Donovan McNabb entered this season with the lowest interception ratio in the history of the NFL, so it's tough for him to relate to what Jay Cutler called the toughest patch he's had to go through in his entire career.
"Uhh, no, not to the extent,'' McNabb said when asked if he'd ever had a Cutler-like streak of picks. "But I mean I've had games where you just don't play as well as you expected or what you prepared to. Every quarterback goes through it. The thing about it is that you just have to have confidence that you're going to pull yourself up, that things are going to turn for the better, but I think with the group of guys that he has around him, everybody is trying to elevate their game to take a little bit of pressure off him and give him an opportunity to get things going.''
McNabb has been his accurate self again this season. He's thrown four interceptions in 219 attempts as compared to Cutler's league-high 17 in 338 attempts. In the last three seasons, McNabb has 22 picks in 1,262 attempts.
"There's a lot of different things that go into it,'' McNabb said. "As far as Jay's play, he's an aggressive guy, he always has the confidence that he can get the ball into tight situations and giving guys opportunities to make plays. Sometimes that's costly for you, sometimes that's great for you. A lot of it could be decision making, some could be just poor judgment, and the list goes on, but I think overall you want your quarterback to be aggressive and play aggressive, to have the confidence that they can make every throw.''
McNabb said that quarterbacks have to be more cautious when they get to the red zone, knowing that a field goal will be a chip shot. But there is a fine line with remaining aggressive and needing to make a play to get in the end zone.

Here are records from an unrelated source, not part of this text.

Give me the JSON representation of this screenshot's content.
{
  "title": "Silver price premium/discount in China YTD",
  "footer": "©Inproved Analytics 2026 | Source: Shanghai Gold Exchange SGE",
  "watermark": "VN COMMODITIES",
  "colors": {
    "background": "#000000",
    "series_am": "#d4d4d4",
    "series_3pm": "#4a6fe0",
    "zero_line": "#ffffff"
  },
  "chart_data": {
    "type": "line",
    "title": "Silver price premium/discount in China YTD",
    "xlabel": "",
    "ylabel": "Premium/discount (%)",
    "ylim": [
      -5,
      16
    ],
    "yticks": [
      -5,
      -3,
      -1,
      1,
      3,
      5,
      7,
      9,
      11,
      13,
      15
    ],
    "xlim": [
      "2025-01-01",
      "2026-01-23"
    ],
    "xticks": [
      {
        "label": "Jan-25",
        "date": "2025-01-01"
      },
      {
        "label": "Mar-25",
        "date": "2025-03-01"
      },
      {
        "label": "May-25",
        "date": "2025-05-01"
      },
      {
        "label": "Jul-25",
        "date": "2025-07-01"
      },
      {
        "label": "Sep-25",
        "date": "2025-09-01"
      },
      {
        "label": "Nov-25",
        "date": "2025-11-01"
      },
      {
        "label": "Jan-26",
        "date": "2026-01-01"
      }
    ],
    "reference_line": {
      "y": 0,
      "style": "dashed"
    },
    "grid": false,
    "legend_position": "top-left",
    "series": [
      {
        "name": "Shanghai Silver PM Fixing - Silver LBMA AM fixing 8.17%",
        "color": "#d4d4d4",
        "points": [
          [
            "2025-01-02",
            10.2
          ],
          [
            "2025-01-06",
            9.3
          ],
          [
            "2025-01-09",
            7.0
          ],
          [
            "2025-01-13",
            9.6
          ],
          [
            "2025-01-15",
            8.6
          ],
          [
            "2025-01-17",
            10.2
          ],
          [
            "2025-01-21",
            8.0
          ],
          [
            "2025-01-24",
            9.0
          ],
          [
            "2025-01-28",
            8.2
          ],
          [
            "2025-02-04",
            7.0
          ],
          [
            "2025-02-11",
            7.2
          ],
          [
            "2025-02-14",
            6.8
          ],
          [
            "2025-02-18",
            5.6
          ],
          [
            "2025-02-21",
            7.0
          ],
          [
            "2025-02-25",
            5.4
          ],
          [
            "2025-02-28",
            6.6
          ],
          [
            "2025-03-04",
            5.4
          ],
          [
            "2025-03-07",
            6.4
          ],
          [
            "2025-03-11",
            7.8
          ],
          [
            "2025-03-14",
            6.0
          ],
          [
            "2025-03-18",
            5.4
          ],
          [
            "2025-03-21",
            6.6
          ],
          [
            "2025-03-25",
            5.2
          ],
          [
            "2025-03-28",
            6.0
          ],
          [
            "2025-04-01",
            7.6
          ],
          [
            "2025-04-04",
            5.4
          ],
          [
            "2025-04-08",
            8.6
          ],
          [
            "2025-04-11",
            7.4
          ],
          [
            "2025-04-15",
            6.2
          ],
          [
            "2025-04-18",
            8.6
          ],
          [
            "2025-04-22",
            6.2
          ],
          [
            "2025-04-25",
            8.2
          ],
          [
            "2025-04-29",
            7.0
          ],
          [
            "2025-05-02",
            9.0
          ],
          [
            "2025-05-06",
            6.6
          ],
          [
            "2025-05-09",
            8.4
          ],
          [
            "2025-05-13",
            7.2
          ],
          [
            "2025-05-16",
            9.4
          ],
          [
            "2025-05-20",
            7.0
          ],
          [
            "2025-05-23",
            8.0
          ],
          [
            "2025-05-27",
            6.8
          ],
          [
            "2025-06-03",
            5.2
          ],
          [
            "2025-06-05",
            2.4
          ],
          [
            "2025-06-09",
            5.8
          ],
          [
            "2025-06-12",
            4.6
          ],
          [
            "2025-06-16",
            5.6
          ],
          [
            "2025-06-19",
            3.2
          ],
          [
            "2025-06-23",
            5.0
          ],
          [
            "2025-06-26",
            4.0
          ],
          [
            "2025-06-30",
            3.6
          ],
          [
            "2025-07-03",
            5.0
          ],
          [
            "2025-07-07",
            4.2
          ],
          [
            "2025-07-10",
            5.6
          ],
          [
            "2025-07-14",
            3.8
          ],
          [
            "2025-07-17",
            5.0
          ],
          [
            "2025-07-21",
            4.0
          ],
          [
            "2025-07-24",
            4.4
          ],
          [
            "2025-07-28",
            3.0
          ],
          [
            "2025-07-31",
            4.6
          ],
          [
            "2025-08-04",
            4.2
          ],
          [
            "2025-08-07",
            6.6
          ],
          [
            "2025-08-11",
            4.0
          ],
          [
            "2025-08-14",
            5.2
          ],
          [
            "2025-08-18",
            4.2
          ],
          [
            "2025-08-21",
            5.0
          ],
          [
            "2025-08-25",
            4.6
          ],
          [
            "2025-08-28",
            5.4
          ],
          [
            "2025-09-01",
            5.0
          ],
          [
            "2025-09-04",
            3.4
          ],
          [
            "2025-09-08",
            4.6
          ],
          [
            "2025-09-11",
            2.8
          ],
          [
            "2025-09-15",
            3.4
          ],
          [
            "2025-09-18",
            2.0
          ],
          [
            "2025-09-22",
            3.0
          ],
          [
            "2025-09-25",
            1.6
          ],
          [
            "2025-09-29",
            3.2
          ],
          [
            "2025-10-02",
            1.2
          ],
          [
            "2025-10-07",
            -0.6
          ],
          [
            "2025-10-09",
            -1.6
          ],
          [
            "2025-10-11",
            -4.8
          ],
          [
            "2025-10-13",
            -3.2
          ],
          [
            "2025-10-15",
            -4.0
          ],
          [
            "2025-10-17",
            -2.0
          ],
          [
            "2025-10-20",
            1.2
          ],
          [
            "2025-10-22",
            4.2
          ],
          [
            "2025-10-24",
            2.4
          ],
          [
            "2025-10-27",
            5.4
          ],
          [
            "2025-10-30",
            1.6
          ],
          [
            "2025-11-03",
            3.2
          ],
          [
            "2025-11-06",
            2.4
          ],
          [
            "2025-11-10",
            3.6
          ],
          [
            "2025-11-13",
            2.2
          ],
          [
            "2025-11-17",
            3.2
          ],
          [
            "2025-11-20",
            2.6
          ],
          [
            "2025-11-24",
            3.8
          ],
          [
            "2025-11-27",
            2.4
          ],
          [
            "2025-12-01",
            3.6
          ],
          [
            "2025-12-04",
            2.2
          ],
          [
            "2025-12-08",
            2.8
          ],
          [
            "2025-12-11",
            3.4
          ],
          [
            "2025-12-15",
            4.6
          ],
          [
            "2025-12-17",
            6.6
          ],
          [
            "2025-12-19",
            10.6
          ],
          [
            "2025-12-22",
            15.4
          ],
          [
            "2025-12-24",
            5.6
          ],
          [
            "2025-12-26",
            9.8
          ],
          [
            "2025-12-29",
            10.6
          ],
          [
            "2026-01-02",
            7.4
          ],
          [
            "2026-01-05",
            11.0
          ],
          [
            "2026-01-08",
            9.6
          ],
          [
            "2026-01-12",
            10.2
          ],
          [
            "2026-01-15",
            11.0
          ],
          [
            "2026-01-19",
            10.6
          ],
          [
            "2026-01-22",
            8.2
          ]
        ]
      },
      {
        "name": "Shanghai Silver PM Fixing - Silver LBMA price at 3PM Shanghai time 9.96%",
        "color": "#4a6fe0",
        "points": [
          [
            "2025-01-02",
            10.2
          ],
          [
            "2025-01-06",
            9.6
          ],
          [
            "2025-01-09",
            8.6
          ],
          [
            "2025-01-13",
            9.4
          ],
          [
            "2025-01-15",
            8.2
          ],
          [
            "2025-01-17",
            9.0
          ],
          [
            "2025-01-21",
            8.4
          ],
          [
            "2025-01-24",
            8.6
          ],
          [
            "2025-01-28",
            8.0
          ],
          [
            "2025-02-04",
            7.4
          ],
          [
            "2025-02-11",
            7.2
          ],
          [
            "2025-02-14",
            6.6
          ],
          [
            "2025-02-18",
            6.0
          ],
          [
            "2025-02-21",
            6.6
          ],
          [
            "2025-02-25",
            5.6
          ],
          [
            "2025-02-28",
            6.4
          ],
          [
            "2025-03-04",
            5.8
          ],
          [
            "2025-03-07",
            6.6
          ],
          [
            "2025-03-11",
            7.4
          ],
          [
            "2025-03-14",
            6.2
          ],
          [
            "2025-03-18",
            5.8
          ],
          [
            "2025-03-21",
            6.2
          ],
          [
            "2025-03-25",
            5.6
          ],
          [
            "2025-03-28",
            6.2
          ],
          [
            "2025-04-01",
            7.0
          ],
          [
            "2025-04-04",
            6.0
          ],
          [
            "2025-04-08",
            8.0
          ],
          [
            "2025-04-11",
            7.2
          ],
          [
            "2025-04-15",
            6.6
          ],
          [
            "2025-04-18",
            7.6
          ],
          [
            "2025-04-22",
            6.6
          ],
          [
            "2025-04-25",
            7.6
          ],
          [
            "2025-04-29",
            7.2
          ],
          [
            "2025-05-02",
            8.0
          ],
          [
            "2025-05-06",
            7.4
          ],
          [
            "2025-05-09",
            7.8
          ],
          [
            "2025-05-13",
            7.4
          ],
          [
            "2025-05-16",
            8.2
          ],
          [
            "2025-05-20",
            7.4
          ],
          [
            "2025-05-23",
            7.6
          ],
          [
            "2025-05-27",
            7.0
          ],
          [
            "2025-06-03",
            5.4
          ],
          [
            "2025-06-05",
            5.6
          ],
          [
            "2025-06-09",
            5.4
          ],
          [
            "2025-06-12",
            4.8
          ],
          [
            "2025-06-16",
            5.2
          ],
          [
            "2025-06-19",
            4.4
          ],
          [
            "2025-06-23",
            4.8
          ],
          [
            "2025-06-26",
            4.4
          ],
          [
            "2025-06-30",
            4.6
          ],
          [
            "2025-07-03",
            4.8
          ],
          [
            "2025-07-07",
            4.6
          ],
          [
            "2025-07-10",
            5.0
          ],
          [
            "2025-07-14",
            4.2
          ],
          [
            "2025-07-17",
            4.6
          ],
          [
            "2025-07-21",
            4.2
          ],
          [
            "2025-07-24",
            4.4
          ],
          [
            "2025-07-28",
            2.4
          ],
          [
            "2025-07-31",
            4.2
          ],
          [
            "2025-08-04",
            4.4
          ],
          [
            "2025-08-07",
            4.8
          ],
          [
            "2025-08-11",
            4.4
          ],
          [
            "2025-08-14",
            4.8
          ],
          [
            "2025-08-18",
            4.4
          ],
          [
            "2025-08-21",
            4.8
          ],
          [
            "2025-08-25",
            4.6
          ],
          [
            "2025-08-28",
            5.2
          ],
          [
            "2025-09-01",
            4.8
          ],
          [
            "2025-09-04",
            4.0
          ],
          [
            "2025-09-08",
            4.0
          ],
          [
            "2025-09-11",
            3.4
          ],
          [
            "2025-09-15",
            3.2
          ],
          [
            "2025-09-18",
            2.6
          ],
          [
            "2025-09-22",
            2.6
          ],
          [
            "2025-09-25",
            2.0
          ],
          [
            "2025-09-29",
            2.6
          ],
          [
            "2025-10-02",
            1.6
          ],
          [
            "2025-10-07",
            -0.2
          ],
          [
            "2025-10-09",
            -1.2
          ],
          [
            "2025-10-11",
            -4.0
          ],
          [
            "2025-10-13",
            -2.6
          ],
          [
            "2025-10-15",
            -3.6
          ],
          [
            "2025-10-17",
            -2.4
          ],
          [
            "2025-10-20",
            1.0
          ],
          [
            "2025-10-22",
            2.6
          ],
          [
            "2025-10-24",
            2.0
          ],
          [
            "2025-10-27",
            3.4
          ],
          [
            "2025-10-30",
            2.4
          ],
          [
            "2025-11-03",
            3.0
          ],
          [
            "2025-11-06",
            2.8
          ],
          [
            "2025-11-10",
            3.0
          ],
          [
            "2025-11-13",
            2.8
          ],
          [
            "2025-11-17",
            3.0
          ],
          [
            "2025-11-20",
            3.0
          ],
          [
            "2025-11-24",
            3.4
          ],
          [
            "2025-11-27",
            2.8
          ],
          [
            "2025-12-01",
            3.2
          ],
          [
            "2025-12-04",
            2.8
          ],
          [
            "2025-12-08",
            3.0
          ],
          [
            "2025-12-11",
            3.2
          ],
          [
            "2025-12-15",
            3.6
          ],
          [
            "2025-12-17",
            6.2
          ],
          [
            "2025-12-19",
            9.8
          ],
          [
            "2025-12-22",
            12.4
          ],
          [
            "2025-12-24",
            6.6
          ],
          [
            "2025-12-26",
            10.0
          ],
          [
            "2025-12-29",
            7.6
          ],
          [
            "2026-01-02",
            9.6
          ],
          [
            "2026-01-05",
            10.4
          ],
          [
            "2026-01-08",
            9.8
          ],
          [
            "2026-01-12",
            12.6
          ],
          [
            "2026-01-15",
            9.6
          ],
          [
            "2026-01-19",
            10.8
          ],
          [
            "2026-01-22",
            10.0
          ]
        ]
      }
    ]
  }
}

With the Bears pulling off the blockbuster trade for Cutler, now the McNabb-to-the-Bears stories can die, right?
"That'll never stop,'' McNabb said. "But Jay will be all right, he'll be fine, it's still a long season ahead of us and I look for good things happening in Philadelphia and I'm sure he's looking for the same thing in Chicago.''
McNabb was actually benched last season but no one expects Caleb Hanie to get the call to replace Cutler anytime soon, and Cutler said Wednesday he wouldn't have benched himself in San Francisco last week during his five-pick disaster.
"There's a lot of things that go into it,'' McNabb said. "Nobody wants to be benched. I'm sure you guys don't want to be pulled from writing your great articles, be on suspension for a week or two then you'll probably be outside kicking old papers and sitting on the bench drinking coffee and feeling like nobody loves you.''
The man who benched McNabb, coach Andy Reid, wasn't going to address the matter when asked what goes into the decision to sit your starting quarterback.
"Listen, I'm not going to go there,'' Reid said. "I know kind of the direction you are going here and I am not going to get into all of that. Go to the next question."